Here is R code to accomplish this:

Task:


  • Read, try to understand and then execute the following R-code.
pickSpecies <- function(ID) {
	# this function randomly picks a fungal species
	# from a list. It is seeded by a student ID. Therefore
	# the pick is random, but reproducible.
	
	# first, define a list of species:
	Species <- c(
		"Ajellomyces dermatitidis (AJEDE)",
		"Arthroderma gypseum (ARTGY)",
		"Ashbya gossypii (ASHGO)",
		"Aspergillus clavatus (ASPCL)",
		"Aspergillus flavus (ASPFL)",
		"Botryotinia fuckeliana (BOTFU)",
		"Candida glabrata (CANGL)",
		"Chaetomium globosum (CHAGL)",
		"Clavispora lusitaniae (CLALU)",
		"Coccidioides immitis (COCIM)",
		"Coprinopsis cinerea (COPCI)",
		"Debaryomyces hansenii (DEBHA)",
		"Gibberella zeae (GIBZE)",
		"Kluyveromyces lactis (KLULA)",
		"Komagataella pastoris (KOMPA)",
		"Laccaria bicolor (LACBI)",
		"Lachancea thermotolerans (LACTH)",
		"Lodderomyces elongisporus (LODEL)",
		"Magnaporthe oryzae (MAGOR)",
		"Malassezia globosa (MALGL)",
		"Meyerozyma guilliermondii (MEYGU)",
		"Nectria haematococca (NECHA)",
		"Neosartorya fischeri (NEOFI)",
		"Paracoccidioides brasiliensis (PARBR)",
		"Penicillium chrysogenum (PENCH)",
		"Puccinia graminis (PUCGR)",
		"Pyrenophora teres (PYRTE)",
		"Scheffersomyces stipitis (SCHST)",
		"Schizophyllum commune (SCHCO)",
		"Phaeospheria nodorum (PHANO)",
		"Schizosaccharomyces japonicus (SCHJA)",
		"Sclerotinia sclerotiorum (SCLSC)",
		"Talaromyces stipitatus (TALST)",
		"Trichophyton rubrum (TRIRU)",
		"Uncinocarpus reesii (UNCRE)",
		"Vanderwaltozyma polyspora (VANPO)",
		"Verticillium albo-atrum (VERAL)",
		"Yarrowia lipolytica (YARLI)",
		"Zygosaccharomyces rouxii (ZYGRO)"
		)
	l <- length(Species)    # number of elements in the list
	set.seed(ID)            # seed the random number generator
	                        # with the student ID
	i <- runif(1, 0, 1)     # pick one random number between 0 and 1
	i <- l * i              # multiply with number of elements
	i <- ceiling(i)         # round up to nearest integer
	choice <- Species[i]    # pick the i'th element from list
	return(choice)
}
  • Execute the function pickSpecies() with your student ID as its parameter.
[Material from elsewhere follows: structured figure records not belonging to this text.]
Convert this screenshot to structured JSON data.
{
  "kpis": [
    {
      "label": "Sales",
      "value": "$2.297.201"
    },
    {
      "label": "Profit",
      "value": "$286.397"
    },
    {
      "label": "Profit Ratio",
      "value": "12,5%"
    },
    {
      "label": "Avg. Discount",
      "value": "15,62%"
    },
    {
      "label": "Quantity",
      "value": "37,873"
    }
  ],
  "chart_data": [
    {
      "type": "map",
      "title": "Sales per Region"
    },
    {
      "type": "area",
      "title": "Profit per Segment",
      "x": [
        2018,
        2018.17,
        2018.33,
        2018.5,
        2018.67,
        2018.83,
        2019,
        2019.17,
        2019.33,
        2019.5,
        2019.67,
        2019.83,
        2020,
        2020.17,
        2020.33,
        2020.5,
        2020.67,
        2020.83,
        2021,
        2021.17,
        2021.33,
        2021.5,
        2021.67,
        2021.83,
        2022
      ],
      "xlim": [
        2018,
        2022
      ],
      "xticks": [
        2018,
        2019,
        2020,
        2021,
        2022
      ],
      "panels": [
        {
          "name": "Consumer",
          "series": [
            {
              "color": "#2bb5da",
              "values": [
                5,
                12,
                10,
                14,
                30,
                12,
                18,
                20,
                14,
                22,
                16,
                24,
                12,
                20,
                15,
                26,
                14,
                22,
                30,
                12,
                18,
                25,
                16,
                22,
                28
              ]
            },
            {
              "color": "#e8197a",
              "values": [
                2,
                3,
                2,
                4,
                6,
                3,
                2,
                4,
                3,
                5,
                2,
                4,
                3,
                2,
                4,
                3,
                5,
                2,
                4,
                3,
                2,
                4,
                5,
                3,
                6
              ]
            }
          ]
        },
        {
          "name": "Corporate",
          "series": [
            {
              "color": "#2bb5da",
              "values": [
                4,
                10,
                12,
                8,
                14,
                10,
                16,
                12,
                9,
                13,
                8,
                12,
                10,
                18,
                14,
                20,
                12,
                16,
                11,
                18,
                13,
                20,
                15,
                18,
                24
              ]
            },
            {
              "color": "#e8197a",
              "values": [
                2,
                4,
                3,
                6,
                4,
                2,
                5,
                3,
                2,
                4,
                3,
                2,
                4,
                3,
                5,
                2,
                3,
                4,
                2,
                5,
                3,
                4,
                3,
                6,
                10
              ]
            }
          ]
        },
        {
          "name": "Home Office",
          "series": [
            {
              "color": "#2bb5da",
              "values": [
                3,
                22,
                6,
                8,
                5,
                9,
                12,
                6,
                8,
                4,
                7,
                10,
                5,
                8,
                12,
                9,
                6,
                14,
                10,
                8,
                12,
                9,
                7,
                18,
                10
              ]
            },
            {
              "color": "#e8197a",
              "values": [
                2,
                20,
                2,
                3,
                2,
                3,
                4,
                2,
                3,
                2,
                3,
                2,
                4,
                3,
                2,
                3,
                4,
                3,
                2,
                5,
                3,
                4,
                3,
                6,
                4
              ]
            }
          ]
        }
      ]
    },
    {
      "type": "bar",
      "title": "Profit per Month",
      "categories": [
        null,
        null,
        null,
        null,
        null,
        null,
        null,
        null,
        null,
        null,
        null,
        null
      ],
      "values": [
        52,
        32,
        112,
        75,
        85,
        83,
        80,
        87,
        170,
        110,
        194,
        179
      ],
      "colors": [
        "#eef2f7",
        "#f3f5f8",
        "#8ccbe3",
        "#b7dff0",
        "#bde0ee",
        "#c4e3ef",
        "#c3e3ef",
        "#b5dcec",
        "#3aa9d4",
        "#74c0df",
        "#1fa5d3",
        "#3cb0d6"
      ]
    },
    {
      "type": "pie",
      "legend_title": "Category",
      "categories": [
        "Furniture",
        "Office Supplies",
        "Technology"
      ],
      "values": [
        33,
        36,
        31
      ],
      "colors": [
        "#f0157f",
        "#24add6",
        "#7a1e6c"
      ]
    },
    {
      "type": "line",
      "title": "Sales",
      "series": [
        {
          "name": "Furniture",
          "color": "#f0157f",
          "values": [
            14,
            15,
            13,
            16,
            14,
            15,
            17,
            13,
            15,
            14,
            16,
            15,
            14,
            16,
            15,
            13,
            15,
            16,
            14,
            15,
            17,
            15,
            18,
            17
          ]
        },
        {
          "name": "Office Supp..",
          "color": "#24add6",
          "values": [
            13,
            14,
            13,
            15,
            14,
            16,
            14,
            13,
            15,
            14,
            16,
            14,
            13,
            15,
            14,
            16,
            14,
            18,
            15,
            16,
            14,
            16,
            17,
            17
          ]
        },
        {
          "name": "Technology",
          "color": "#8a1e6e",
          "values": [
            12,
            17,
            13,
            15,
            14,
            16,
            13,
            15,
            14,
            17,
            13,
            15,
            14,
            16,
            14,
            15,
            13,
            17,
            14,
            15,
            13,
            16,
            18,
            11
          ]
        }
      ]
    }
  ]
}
Example:
 > pickSpecies(991234567)
 [ 1] "Candida glabrata (CANGL)"
  • Note down the species name and its five letter abbreviation. Use this species whenever this or future assignments refer to YFO.


 

Keeping a notebook

Consider it a part of your assignment to document your activities. This will be helpful, because the assignment is more or less integrated over the entire term, and later assignments will make use of earlier results. But it is also excellent practice for "real" research.